Judge Mihm of the District Court granted Geico’s motion to dismiss and gave Sigler the opportunity to file a second amended complaint, provided there was a “good faith basis.” When the deadline passed without a filing, Judge Mihm entered final judgment in favor of Geico. Sigler appealed.

The Seventh Circuit affirmed the District Court’s ruling. The Seventh Circuit agreed with Geico that the insurance policy could not be reasonably interpreted as requiring it to reimburse Sigler for vehicle-replacement costs that he had not incurred. “[T]he coverage-granting language says only that [Geico] will pay for the ‘collision loss to the owned or non-owned auto,’ with ‘loss’ defined as ‘direct and accidental loss of or damage to’ an insured vehicle or ‘[o]ther insured property.’”

Geico’s “Limit of Liability” places a ceiling on its payment obligation: “The limit of our liability for loss … [i]s the actual cash value of the property at the time of the loss. ‘Actual cash value’ is defined as ‘the replacement cost of the auto or property less depreciation or betterment.’” The policy did not define “replacement cost.” The Seventh Circuit was unpersuaded by Sigler’s argument that because one cannot replace their car without paying sales tax, Geico must pay him for the necessary expense even if he had not purchased a new car.

The Seventh Circuit categorically rejected Sigler’s assertion, noting that his argument “misconstrues a limitation on liability as a promise to pay…. Sigler mistakes a liability ceiling for a floor.
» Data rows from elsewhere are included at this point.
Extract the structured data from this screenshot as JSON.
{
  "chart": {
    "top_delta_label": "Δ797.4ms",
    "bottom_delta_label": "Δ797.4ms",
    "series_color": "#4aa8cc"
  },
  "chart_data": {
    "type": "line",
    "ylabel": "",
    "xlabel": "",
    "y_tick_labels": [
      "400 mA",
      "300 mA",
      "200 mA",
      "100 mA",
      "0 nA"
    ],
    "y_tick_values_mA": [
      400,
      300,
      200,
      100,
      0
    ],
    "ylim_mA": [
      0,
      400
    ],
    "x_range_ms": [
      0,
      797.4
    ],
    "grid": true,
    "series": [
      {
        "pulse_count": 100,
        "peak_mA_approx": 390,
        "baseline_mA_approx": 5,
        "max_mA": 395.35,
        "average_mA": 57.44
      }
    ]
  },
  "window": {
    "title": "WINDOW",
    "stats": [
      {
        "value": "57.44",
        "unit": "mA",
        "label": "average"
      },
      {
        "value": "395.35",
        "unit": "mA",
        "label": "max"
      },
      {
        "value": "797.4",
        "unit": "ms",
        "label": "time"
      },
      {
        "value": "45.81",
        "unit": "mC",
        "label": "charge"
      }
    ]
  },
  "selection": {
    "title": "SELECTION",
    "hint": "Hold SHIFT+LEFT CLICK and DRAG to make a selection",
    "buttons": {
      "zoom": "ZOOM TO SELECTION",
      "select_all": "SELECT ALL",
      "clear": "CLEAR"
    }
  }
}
The ‘Limit of Liability’ section of the policy doesn’t promise to pay these costs regardless of whether the insured incurs them; it simply describes the most that [Geico] will pay in the event of a covered loss.”

The Seventh Circuit likewise rejected Sigler’s argument that because Geico cannot point to unambiguous language that excludes coverage for these costs, the policy should be interpreted in favor of coverage. Justice Sykes wrote: “That gets things backward. Analysis of exclusions does not come into play unless these costs are encompassed within [Geico]’s basic coverage grant in the first instance; an insurance policy does not need to exclude coverage for something that it does not cover to begin with.”

Finally, the Seventh Circuit found that even if Siegler had submitted proof of loss related to taxes and fees, under the Illinois Insurance Code, for a total-loss claim, an insurer may pay sales tax and title and tag transfer fees, but it is not required to do so. A “straightforward reading of Geico’s policy and the incorporated regulation defeats Sigler’s claim[.]” Sigler v. Geico Casualty Co., No. 19-2272 (7th Cir. July 24, 2020).